コメツガの松ぼっくりとラスク

 森に囲まれた里山ソムリエな日々
里山でラスクを頂きながらあんなこと、こんなことおしゃべりする、そんな時間が届きますように。

黒糖プリンとラスク

 

 雪国に移住したばかりの頃、雪の降る前の晩秋にパンジーやビオラがたくさん店先に並んでいるのを見て驚きました。「これから雪が降るのに大丈夫なのかしら、、、」と、思ったのですが、一冬越すと、その謎がとけました。

雪の下は思いの外、植物にとって居心地のよい環境のようで、一冬越すと株をしっかりと大きくして春にはたくさんの花を咲かせてくれました。ビオラとパンジーは、どちらもスミレ科スミレ属の花で、大きさによって呼び名がちがうようです。

 大好きなパンジーの描かれたお皿でティータイムをしていると、空想の旅に連れて行かれました。だれもが持っている心の中のスクラップブック、何かの拍子にいろんな過去の切りぬきを思い出すことがあると思います。

 大学生の頃、英国人の先生の影響で、シェークスピアの様々な戯曲や詩に興味をもちました。結婚し、しばらくして、どうしても気になることがあり、イギリスの大学の寮に暮らし、英文学に登場する花について調べたことがありました。

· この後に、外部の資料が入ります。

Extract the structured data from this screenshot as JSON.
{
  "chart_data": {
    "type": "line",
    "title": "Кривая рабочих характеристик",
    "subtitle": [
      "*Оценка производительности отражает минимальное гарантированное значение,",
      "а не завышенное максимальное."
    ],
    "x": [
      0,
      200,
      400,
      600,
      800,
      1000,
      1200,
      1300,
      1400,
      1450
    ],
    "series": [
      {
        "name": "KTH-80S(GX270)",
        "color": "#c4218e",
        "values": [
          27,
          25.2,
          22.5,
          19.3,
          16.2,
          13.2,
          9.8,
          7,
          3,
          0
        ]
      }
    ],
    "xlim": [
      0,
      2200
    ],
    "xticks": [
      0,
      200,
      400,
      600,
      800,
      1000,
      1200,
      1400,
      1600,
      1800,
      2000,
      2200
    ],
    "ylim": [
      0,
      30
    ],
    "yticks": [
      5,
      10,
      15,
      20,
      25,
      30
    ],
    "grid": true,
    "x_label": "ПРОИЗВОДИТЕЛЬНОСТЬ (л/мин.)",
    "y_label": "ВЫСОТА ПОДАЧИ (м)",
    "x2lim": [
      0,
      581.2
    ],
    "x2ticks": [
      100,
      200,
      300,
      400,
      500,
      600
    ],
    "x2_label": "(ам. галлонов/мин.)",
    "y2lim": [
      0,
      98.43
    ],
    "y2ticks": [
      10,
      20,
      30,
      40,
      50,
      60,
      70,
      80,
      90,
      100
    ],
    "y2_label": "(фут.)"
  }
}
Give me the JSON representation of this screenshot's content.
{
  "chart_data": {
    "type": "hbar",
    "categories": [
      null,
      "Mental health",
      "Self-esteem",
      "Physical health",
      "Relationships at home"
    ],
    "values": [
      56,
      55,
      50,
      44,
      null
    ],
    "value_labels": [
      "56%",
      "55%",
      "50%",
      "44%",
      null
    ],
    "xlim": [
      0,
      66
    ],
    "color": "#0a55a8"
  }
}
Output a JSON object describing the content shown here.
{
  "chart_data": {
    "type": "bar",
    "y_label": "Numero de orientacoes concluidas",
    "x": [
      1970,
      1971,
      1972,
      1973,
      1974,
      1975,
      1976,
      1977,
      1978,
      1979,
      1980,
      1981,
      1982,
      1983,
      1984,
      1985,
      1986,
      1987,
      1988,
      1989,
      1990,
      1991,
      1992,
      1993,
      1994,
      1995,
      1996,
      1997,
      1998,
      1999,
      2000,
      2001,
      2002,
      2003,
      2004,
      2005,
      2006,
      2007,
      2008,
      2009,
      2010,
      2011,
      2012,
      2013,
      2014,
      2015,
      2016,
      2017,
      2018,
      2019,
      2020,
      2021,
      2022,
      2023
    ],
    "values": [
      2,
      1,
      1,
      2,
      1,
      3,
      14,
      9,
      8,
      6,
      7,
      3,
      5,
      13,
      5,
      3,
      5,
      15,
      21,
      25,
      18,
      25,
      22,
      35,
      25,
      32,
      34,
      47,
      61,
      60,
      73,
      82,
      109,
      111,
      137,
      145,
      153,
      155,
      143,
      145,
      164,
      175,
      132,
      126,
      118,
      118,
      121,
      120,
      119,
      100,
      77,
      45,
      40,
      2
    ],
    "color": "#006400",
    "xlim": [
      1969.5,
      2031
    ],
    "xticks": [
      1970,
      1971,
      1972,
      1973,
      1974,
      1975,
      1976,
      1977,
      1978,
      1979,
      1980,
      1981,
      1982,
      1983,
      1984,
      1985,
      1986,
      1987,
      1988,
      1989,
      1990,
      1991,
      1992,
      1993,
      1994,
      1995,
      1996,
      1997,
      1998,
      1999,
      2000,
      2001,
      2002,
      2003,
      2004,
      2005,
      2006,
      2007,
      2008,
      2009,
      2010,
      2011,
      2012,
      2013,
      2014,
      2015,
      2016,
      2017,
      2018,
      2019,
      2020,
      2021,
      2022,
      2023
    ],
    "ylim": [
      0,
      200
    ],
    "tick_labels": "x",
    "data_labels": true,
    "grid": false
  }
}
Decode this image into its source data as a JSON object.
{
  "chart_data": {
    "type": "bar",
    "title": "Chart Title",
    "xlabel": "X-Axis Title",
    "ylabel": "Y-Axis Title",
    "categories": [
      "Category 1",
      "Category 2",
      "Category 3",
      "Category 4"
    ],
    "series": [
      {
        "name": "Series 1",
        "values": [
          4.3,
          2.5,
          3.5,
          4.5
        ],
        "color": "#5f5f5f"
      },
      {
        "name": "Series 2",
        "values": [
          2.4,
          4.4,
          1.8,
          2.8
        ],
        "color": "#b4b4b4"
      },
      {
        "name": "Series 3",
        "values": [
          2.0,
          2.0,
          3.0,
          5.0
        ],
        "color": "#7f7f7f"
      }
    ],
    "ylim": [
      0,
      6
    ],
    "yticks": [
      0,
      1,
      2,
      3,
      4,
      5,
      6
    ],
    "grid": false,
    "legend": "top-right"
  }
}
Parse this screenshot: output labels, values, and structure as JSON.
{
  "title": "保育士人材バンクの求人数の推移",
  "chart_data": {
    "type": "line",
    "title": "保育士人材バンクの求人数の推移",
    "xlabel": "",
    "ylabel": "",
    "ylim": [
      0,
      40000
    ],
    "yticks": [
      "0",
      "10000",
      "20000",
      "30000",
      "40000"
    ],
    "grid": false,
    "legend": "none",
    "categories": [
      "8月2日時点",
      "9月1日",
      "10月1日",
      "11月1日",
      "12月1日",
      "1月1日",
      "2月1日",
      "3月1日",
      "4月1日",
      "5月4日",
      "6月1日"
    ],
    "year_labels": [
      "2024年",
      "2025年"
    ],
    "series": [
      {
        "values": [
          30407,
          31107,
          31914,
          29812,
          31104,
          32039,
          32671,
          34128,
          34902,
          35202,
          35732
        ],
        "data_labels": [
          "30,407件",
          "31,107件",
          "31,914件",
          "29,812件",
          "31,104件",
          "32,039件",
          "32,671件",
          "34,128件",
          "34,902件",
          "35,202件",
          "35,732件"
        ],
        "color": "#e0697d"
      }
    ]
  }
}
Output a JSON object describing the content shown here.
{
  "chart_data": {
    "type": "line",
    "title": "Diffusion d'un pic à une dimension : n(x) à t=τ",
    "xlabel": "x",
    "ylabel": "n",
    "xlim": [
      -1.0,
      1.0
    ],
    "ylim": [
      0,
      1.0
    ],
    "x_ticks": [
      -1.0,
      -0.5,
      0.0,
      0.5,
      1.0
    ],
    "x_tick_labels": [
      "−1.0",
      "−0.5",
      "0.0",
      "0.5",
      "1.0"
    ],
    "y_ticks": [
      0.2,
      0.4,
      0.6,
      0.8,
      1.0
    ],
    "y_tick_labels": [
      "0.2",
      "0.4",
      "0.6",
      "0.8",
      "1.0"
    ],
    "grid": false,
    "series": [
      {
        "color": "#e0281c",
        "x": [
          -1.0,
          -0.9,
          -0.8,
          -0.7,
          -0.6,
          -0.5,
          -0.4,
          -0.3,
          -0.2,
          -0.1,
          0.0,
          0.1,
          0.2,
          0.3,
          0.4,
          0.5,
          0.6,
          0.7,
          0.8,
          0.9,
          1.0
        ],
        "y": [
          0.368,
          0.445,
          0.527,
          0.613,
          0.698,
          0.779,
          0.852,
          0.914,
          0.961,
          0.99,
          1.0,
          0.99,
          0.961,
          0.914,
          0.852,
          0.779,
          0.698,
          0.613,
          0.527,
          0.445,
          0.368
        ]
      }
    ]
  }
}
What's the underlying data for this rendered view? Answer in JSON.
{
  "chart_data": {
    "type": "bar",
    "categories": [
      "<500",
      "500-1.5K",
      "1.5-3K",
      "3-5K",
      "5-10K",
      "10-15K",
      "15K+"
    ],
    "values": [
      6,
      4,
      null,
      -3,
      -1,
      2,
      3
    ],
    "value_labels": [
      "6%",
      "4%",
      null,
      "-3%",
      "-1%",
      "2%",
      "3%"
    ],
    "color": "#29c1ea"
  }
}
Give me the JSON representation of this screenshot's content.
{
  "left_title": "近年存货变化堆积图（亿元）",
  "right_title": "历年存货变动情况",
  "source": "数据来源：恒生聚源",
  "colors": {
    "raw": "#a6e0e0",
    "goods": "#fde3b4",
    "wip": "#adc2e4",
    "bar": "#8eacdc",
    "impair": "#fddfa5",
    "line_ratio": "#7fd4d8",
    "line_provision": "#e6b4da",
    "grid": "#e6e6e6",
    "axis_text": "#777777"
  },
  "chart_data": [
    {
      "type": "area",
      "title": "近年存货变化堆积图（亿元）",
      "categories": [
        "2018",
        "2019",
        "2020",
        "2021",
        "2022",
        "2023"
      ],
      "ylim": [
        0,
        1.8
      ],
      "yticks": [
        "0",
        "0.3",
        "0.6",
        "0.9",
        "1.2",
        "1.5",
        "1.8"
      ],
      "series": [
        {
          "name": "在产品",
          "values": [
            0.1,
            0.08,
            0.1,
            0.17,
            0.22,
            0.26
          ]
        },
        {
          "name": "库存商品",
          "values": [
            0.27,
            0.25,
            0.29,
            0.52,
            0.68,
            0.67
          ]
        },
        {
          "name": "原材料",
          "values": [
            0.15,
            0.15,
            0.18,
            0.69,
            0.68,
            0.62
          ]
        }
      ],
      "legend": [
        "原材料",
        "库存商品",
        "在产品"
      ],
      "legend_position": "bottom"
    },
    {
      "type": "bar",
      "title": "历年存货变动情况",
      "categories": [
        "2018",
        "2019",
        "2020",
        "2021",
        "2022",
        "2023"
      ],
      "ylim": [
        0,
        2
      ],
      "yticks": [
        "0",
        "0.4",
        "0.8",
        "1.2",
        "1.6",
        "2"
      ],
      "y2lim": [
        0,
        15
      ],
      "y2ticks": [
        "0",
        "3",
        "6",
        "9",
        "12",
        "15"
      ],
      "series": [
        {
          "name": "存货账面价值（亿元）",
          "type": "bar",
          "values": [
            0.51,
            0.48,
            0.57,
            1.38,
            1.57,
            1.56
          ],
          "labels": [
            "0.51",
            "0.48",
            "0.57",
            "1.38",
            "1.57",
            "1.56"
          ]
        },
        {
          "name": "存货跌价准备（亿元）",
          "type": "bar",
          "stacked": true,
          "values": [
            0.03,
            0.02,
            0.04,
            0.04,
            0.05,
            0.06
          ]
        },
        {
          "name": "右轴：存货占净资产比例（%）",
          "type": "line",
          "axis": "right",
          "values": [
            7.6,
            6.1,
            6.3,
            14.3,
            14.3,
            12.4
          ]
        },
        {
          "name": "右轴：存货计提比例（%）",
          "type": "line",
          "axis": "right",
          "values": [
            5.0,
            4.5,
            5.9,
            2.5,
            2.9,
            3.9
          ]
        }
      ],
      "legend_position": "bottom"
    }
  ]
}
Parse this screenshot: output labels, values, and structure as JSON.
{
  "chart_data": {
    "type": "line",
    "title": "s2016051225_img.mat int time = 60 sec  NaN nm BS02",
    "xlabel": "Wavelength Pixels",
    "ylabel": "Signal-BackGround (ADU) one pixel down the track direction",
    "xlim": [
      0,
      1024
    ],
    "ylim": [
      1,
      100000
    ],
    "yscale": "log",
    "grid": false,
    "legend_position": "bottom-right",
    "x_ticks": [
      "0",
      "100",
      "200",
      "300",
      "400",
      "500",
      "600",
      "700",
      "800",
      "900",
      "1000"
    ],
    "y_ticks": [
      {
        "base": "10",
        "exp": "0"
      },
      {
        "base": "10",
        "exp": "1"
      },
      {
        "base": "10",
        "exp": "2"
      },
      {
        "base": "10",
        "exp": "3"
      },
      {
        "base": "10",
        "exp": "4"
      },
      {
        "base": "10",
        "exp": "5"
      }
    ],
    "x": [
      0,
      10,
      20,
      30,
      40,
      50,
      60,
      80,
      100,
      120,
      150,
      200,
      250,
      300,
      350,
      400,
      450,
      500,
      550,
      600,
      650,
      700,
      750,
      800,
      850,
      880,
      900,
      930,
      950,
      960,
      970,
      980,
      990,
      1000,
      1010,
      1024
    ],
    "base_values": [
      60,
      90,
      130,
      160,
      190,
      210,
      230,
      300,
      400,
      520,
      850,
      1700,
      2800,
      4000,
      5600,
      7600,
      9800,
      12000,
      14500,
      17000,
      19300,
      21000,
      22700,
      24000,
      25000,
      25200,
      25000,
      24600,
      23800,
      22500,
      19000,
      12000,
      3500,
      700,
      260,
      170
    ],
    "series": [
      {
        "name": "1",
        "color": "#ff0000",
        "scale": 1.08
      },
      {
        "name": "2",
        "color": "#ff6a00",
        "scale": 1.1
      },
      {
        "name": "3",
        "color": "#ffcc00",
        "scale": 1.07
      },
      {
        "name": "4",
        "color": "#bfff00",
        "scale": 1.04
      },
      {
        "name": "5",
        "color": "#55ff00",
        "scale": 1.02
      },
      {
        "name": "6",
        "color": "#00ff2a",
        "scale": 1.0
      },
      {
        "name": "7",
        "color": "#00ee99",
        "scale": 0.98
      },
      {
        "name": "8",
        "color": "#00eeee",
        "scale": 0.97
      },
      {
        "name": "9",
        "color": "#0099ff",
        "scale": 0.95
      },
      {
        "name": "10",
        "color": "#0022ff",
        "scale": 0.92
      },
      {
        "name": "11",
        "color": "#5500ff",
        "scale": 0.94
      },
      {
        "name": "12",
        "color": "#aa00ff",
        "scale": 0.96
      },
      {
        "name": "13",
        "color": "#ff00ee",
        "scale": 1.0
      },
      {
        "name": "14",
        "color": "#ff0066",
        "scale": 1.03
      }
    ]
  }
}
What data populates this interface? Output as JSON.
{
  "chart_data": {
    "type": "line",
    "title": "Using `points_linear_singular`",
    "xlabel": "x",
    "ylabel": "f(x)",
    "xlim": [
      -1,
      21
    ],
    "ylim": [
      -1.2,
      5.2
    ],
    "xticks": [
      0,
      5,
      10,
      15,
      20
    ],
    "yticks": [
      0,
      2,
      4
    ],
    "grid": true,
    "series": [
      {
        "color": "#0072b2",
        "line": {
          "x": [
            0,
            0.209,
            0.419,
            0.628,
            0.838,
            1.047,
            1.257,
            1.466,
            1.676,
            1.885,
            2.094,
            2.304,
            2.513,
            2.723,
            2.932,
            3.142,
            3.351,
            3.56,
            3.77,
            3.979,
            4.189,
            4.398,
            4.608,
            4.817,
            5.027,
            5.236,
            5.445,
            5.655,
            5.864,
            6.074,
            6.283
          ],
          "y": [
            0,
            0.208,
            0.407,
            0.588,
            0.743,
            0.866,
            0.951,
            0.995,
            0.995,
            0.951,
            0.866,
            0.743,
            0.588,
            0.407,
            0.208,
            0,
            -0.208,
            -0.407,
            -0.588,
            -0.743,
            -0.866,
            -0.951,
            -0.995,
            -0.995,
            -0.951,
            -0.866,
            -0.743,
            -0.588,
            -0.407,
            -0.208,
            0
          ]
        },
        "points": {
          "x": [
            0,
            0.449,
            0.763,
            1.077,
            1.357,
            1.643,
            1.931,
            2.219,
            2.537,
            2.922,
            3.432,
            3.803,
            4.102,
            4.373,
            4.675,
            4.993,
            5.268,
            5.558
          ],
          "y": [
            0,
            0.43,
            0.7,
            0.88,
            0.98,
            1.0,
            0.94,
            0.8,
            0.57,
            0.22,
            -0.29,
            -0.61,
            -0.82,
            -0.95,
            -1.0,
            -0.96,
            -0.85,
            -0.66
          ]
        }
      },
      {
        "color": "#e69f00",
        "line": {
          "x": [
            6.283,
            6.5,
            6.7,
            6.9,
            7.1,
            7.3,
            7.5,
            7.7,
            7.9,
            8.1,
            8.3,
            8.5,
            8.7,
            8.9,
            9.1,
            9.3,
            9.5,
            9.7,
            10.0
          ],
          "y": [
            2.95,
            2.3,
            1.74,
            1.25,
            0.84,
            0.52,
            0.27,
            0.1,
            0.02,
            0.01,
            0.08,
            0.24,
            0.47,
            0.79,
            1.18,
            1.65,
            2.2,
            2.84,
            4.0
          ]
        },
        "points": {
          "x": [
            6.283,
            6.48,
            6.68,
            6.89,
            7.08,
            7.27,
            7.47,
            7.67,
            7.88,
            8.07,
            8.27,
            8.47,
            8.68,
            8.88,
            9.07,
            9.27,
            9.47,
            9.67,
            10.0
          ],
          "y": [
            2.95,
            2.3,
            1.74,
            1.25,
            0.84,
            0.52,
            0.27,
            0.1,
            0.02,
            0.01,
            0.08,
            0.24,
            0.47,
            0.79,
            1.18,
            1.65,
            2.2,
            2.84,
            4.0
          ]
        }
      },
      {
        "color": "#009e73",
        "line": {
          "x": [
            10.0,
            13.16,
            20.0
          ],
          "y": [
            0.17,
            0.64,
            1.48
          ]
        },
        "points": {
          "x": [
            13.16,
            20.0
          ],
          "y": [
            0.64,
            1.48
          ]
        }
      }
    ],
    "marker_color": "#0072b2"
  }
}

働くことと妻であることをお休みして期限付きで学生に戻ったのです。それから母親になり、里山で暮らし、様々な花に出会うと、いろんなシーンが浮かんできます。

 ウィリアムシェークスピアの「A Midsummer Night’s Dream(真夏の夜の夢)」にも、パンジーが登場していました。妖精の王様オベロンとお妃がけんかをし、怒った王様がお妃にいたずらをするシーンです。

紫色のパンジーの花を絞った汁を瞼にぬると、目が覚めて最初に出会った人を盲目的に愛してしまうというお話です。そのせいか、イギリスでは、紫のパンジーは恋のキューピッドと思っている方もいるようです。これからの季節、小さなパンジーのブーケを作ってプレゼントに添えてみるのもすてきですね。

コメツガ イラストTOMMY

 

 さて、今日のスケッチは、コメツガ。親指ほどの小さな松ぼっくりです。
私が里山に引っ越すきっかけにもなった木です。子どもが小さな頃、山形のあちこちでいろんな松ぼっくりに出会い、名前をつけました。中でもこの小さな赤ちゃん松ぼっくりと、バラぼっくりと名付けたシダーローズはとても好きでした。

 里山の家の入り口には、コメツガの大きな木があり、木の下には一年中松ぼっくりが落ちています。小さな子どもさんが遊びに来ると、すぐに見つけて拾い始めます。小学生のお兄さんやお姉さんがそこに加わり、たくさんのコメツガの松ぼっくりを拾い集めると、今度は工作作りがはじまります。

柔らかいワイヤーで巻いて、直径10センチほどのリースを作り、その真ん中にティーキャンドルを置くと、すてきなテーブルの飾りにもなります。

 そういえば私も幼い頃、二人の妹たちと、東京の家の庭でいろんな遊びをしました。草を編んだり、つみ草のブーケを作ったり、ままごとのごはんのおかずは、カラスノエンドウやハコベだったり。里山に引っ越し、遊びにやってくる子供たちとその頃の続きを四季折々に作っているような気がします。

 先日、里山の小学校の卒業式に、鉢植えのミニバラで作ったコサージュをつけて出かけました。玄関で出迎えてくれた5年生が、「ほんものの花をつけるなんてすてき!」とほめてくれました。うれしくなって、「花が咲いたら、みんなでコサージュ作りをしようね。」と、約束しました。

 片手でラスクのおやつを食べながら、子供たちとそんな時間を過ごす花々の咲く頃がたのしみです。楽しいおしゃべりをラスクといっしょに。